I saw the original tweet with the 30,000 to 8,000 numbers–that was just for contemporary romance, not all romance titles.

Nate Hoffelder July 2, 2015 um 3:29 pm

Thank you for the context. I looked but could not find that detail.

fjtorres July 2, 2015 um 3:19 pm

The key problem is there are too many middlemen trying to get full sales-equivalent payouts from the rental model and the money just isn’t there.

This was today highlighted at TPV today by PG himself, who pointed out that with the new per-page payouts at KU it is easy for an indie author to receive a higher payment for a full *rental* than a tradpub author would get for a full sale of a similar length title. And that only refers to ebooks; in the case of paperbacks, the indie author doesn’t need a full read to break even.

I’m thinking that anybody looking to build a viable subscription service is going to have to cut out most if not all the middlemen and deal directly with the author. Because anything else will either be too expensive to attract a high reader volume or deliver too low a payout to attract anybody but Indies.

Tom Semple July 2, 2015 um 4:39 pm

I don’t understand how this culling changes things for Scribd’s bottom line. Are the remaining titles less costly for them to make available? Or so unreadable that nobody will borrow them? If subscribers continue to read at the same rate, and the payout remains the same, then it hasn’t changed anything. Or are they hoping to lose the customers who are 'over-utilizing' the service?

fjtorres July 3, 2015 um 12:11 am

They save money three ways:
1- They are culling the paid books by those authors but keeping the free ones.
2- They hope that the romance readers switch to other, cheaper less palatable books and read less if they stay.
3- They hope the heavier readers will just quit. It will mean less income but much less cost.

Persnickety July 3, 2015 um 4:57 am

The harlequin back catalogue was a large part of why I subscribed to Scribd. And I certainly read a lot. I still have access to the books I read recently and Scribd is still recommending harlequin books to me, but I have noticed that the author range is different.

i hope that there is a viable model of a subscription reading service- my local libraries don’t have the same books, and I don’t want to buy them permanently for my kindle.

Sheogorath July 5, 2015 um 11:32 pm

As I and many others pointed out when Scribd and Oyster launched in late 2013 […]
Shouldn’t that be "when Scribd launched with Oyster in late 2013"? I’m sure I’ve seen Scribd around since mid-2010, back when you didn’t need a Scribd account to download the free content it hosted.

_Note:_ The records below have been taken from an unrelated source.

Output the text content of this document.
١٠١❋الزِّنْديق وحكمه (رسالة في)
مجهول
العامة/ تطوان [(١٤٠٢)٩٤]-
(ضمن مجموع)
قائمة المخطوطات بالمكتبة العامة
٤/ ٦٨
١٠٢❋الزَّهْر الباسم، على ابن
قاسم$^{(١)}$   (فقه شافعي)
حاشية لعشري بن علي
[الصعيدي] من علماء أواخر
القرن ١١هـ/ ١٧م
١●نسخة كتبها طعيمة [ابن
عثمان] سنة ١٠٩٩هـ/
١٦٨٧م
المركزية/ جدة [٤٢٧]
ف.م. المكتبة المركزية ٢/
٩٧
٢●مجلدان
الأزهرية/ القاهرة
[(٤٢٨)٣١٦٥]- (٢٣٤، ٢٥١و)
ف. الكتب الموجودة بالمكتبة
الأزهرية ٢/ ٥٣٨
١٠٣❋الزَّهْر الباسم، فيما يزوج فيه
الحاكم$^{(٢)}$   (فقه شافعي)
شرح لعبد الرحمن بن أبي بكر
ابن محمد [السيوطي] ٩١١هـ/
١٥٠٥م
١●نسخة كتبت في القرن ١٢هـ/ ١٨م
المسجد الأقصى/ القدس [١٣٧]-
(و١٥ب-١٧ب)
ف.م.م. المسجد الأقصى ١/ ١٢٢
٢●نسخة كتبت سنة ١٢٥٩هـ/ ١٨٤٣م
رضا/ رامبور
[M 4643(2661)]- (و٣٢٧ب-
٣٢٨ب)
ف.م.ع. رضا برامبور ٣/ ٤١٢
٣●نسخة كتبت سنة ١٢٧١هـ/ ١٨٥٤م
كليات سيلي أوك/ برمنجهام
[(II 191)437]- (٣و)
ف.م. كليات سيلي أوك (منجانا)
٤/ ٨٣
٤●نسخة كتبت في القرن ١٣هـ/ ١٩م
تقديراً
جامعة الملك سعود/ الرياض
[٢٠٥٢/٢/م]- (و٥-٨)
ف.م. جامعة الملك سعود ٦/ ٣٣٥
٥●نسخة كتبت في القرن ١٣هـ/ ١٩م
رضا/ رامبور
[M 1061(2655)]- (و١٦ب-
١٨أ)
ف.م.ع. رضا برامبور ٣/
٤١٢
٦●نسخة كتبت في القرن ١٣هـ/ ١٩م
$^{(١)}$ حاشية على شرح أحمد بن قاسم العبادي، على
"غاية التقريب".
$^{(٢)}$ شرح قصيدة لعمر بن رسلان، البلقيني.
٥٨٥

Eric July 8, 2015 um 11:08 am

All I see is speculation. Everyone is out there guessing. What I want to see is some real financial data for the subscription services, i.e. their total revenue and their expenses broken down by category. Until such time articles discussing the viability of the model will have little value. I subscribe to both Scribd and KU and I read an average of 130 books per year according to my Goodreads records, yet looking at the books I’ve read of Scribd and KU, both are making money off me. But my experience does not represent data, only anecdote.